[Marxism] Solitary Fracture
lnp3 at panix.com
Thu Mar 24 17:14:29 MST 2005
Some months ago I received an invitation from Deniz Michael, a young
film-maker, to watch a dvd of a movie he made called "Solitary Fracture."
Since his website (<http://www.solitary/>www.solitaryfracture.com) doesn't
really describe its content and since he stresses the novelty of the fact
that there is only a single character in the film (Mike Peters, played by
himself), I wasn't that eager to watch it. For some reason, a film by a
young man with only one character played by himself evoked student work at
NYU or some other film school, where the emphasis is on being daring just
for the sake of being daring.
Since I have been on vacation this week, I finally carved out some time to
watch "Solitary Fracture" and am very impressed with his work. While
watching it, I realized that you certainly can make an interesting work
with basically one character. After all, most of "Cast Away" consists of
Tom Hanks talking to himself while he struggles to survive.
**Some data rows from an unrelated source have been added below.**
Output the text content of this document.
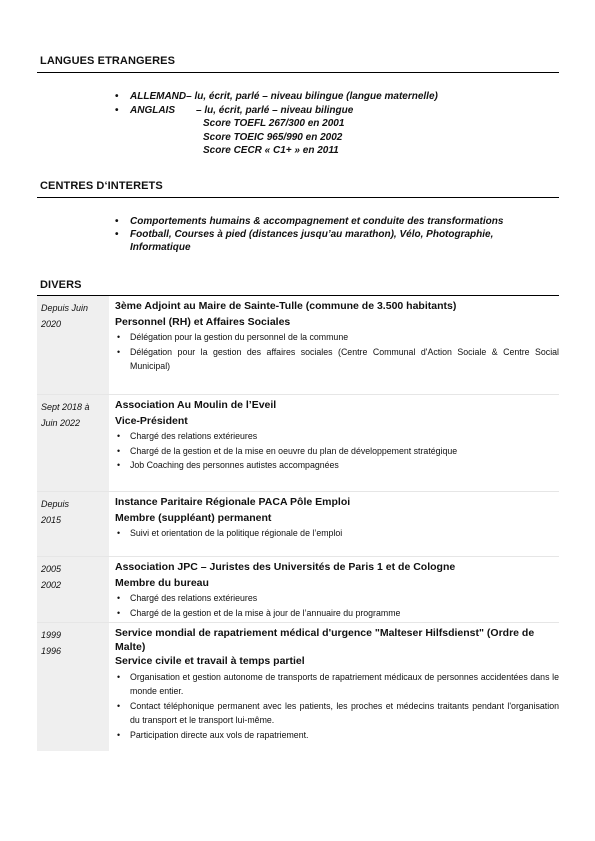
LANGUES ETRANGERES
• ALLEMAND– lu, écrit, parlé – niveau bilingue (langue maternelle)
• ANGLAIS – lu, écrit, parlé – niveau bilingue
Score TOEFL 267/300 en 2001
Score TOEIC 965/990 en 2002
Score CECR « C1+ » en 2011
CENTRES D‘INTERETS
• Comportements humains & accompagnement et conduite des transformations
• Football, Courses à pied (distances jusqu’au marathon), Vélo, Photographie, Informatique
DIVERS
Depuis Juin
2020
3ème Adjoint au Maire de Sainte-Tulle (commune de 3.500 habitants)
Personnel (RH) et Affaires Sociales
• Délégation pour la gestion du personnel de la commune
• Délégation pour la gestion des affaires sociales (Centre Communal d'Action Sociale & Centre Social Municipal)
Sept 2018 à
Juin 2022
Association Au Moulin de l’Eveil
Vice-Président
• Chargé des relations extérieures
• Chargé de la gestion et de la mise en oeuvre du plan de développement stratégique
• Job Coaching des personnes autistes accompagnées
Depuis
2015
Instance Paritaire Régionale PACA Pôle Emploi
Membre (suppléant) permanent
• Suivi et orientation de la politique régionale de l’emploi
2005
2002
Association JPC – Juristes des Universités de Paris 1 et de Cologne
Membre du bureau
• Chargé des relations extérieures
• Chargé de la gestion et de la mise à jour de l’annuaire du programme
1999
1996
Service mondial de rapatriement médical d'urgence "Malteser Hilfsdienst" (Ordre de Malte)
Service civile et travail à temps partiel
• Organisation et gestion autonome de transports de rapatriement médicaux de personnes accidentées dans le monde entier.
• Contact téléphonique permanent avec les patients, les proches et médecins traitants pendant l'organisation du transport et le transport lui-même.
• Participation directe aux vols de rapatriement.
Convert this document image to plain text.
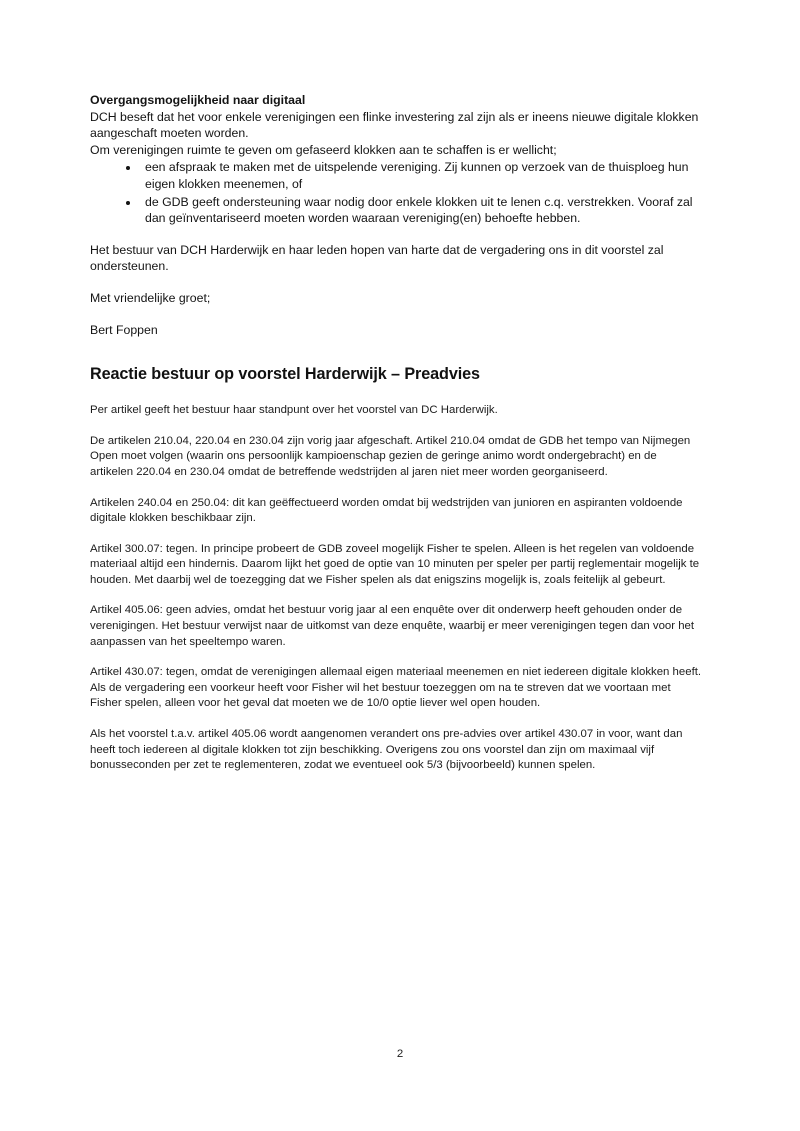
Overgangsmogelijkheid naar digitaal

DCH beseft dat het voor enkele verenigingen een flinke investering zal zijn als er ineens nieuwe digitale klokken aangeschaft moeten worden.

Om verenigingen ruimte te geven om gefaseerd klokken aan te schaffen is er wellicht;

een afspraak te maken met de uitspelende vereniging. Zij kunnen op verzoek van de thuisploeg hun eigen klokken meenemen, of
de GDB geeft ondersteuning waar nodig door enkele klokken uit te lenen c.q. verstrekken. Vooraf zal dan geïnventariseerd moeten worden waaraan vereniging(en) behoefte hebben.

Het bestuur van DCH Harderwijk en haar leden hopen van harte dat de vergadering ons in dit voorstel zal ondersteunen.

Met vriendelijke groet;

Bert Foppen

Reactie bestuur op voorstel Harderwijk – Preadvies

Per artikel geeft het bestuur haar standpunt over het voorstel van DC Harderwijk.

De artikelen 210.04, 220.04 en 230.04 zijn vorig jaar afgeschaft. Artikel 210.04 omdat de GDB het tempo van Nijmegen Open moet volgen (waarin ons persoonlijk kampioenschap gezien de geringe animo wordt ondergebracht) en de artikelen 220.04 en 230.04 omdat de betreffende wedstrijden al jaren niet meer worden georganiseerd.

Artikelen 240.04 en 250.04: dit kan geëffectueerd worden omdat bij wedstrijden van junioren en aspiranten voldoende digitale klokken beschikbaar zijn.

Artikel 300.07: tegen. In principe probeert de GDB zoveel mogelijk Fisher te spelen. Alleen is het regelen van voldoende materiaal altijd een hindernis. Daarom lijkt het goed de optie van 10 minuten per speler per partij reglementair mogelijk te houden. Met daarbij wel de toezegging dat we Fisher spelen als dat enigszins mogelijk is, zoals feitelijk al gebeurt.

Artikel 405.06: geen advies, omdat het bestuur vorig jaar al een enquête over dit onderwerp heeft gehouden onder de verenigingen. Het bestuur verwijst naar de uitkomst van deze enquête, waarbij er meer verenigingen tegen dan voor het aanpassen van het speeltempo waren.

Artikel 430.07: tegen, omdat de verenigingen allemaal eigen materiaal meenemen en niet iedereen digitale klokken heeft. Als de vergadering een voorkeur heeft voor Fisher wil het bestuur toezeggen om na te streven dat we voortaan met Fisher spelen, alleen voor het geval dat moeten we de 10/0 optie liever wel open houden.

Als het voorstel t.a.v. artikel 405.06 wordt aangenomen verandert ons pre-advies over artikel 430.07 in voor, want dan heeft toch iedereen al digitale klokken tot zijn beschikking. Overigens zou ons voorstel dan zijn om maximaal vijf bonusseconden per zet te reglementeren, zodat we eventueel ook 5/3 (bijvoorbeeld) kunnen spelen.

2
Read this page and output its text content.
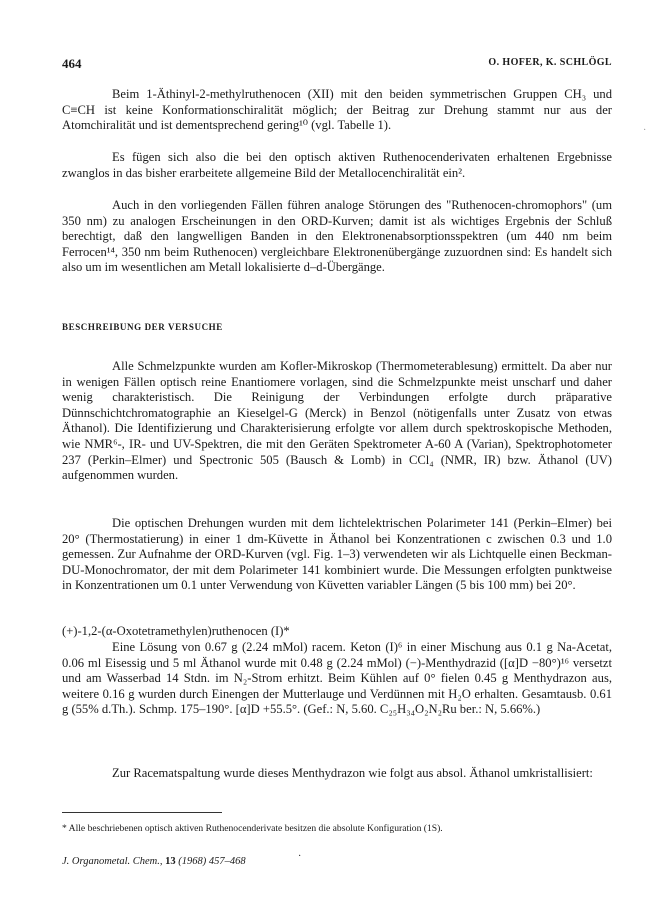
464	O. HOFER, K. SCHLÖGL

Beim 1-Äthinyl-2-methylruthenocen (XII) mit den beiden symmetrischen Gruppen CH₃ und C≡CH ist keine Konformationschiralität möglich; der Beitrag zur Drehung stammt nur aus der Atomchiralität und ist dementsprechend gering¹⁰ (vgl. Tabelle 1).

Es fügen sich also die bei den optisch aktiven Ruthenocenderivaten erhaltenen Ergebnisse zwanglos in das bisher erarbeitete allgemeine Bild der Metallocenchiralität ein².

Auch in den vorliegenden Fällen führen analoge Störungen des "Ruthenocen-chromophors" (um 350 nm) zu analogen Erscheinungen in den ORD-Kurven; damit ist als wichtiges Ergebnis der Schluß berechtigt, daß den langwelligen Banden in den Elektronenabsorptionsspektren (um 440 nm beim Ferrocen¹⁴, 350 nm beim Ruthenocen) vergleichbare Elektronenübergänge zuzuordnen sind: Es handelt sich also um im wesentlichen am Metall lokalisierte d–d-Übergänge.

BESCHREIBUNG DER VERSUCHE

Alle Schmelzpunkte wurden am Kofler-Mikroskop (Thermometerablesung) ermittelt. Da aber nur in wenigen Fällen optisch reine Enantiomere vorlagen, sind die Schmelzpunkte meist unscharf und daher wenig charakteristisch. Die Reinigung der Verbindungen erfolgte durch präparative Dünnschichtchromatographie an Kieselgel-G (Merck) in Benzol (nötigenfalls unter Zusatz von etwas Äthanol). Die Identifizierung und Charakterisierung erfolgte vor allem durch spektroskopische Methoden, wie NMR⁶-, IR- und UV-Spektren, die mit den Geräten Spektrometer A-60 A (Varian), Spektrophotometer 237 (Perkin–Elmer) und Spectronic 505 (Bausch & Lomb) in CCl₄ (NMR, IR) bzw. Äthanol (UV) aufgenommen wurden.

Die optischen Drehungen wurden mit dem lichtelektrischen Polarimeter 141 (Perkin–Elmer) bei 20° (Thermostatierung) in einer 1 dm-Küvette in Äthanol bei Konzentrationen c zwischen 0.3 und 1.0 gemessen. Zur Aufnahme der ORD-Kurven (vgl. Fig. 1–3) verwendeten wir als Lichtquelle einen Beckman-DU-Monochromator, der mit dem Polarimeter 141 kombiniert wurde. Die Messungen erfolgten punktweise in Konzentrationen um 0.1 unter Verwendung von Küvetten variabler Längen (5 bis 100 mm) bei 20°.

(+)-1,2-(α-Oxotetramethylen)ruthenocen (I)*

Eine Lösung von 0.67 g (2.24 mMol) racem. Keton (I)⁶ in einer Mischung aus 0.1 g Na-Acetat, 0.06 ml Eisessig und 5 ml Äthanol wurde mit 0.48 g (2.24 mMol) (−)-Menthydrazid ([α]D −80°)¹⁶ versetzt und am Wasserbad 14 Stdn. im N₂-Strom erhitzt. Beim Kühlen auf 0° fielen 0.45 g Menthydrazon aus, weitere 0.16 g wurden durch Einengen der Mutterlauge und Verdünnen mit H₂O erhalten. Gesamtausb. 0.61 g (55% d.Th.). Schmp. 175–190°. [α]D +55.5°. (Gef.: N, 5.60. C₂₅H₃₄O₂N₂Ru ber.: N, 5.66%.)

Zur Racematspaltung wurde dieses Menthydrazon wie folgt aus absol. Äthanol umkristallisiert:

* Alle beschriebenen optisch aktiven Ruthenocenderivate besitzen die absolute Konfiguration (1S).
J. Organometal. Chem., 13 (1968) 457–468	·
·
With all proportions guarded, this is essentially how "Solitary Fracture"
succeeds. It is the story of a young man cast adrift in capitalist America
who fights his own kinds of battles to stay alive. With Tom Hanks it was
the need to find water to drink and food for eat. For Mike Peters, it is
the struggle to find a job and stay sane--a struggle that he eventually loses.
The film starts with Mike Peters losing his job as a stock broker and moves
along inexorably into his futile search for a new job, mental breakdown and
suicide. It is not a pretty tale but it is a deeply truthful one.
When Arthur Miller died last month I wrote:
As a salesman he [Willy Loman] is the critical link in the circulation of
commodities. With nothing going for him except a smile and a willingness to
put up with rejection, the salesman can climb his way to the top. Loman
falls eventually because he is growing old and losing a step. In a
climactic scene, when he discovers that his boss has no use for him any
more, Willy cries out "You can't eat the orange and throw the peel away...a
man is not a piece of fruit."
It is good to see that a young artist still takes themes such as this
seriously. If you go to <http://www.solitary/>www.solitaryfracture.com, you
will learn how to receive a copy of the film for next to nothing. Although
it is a grim film, it is entirely captivating. It would also spark a good
discussion in a college level economics or sociology class.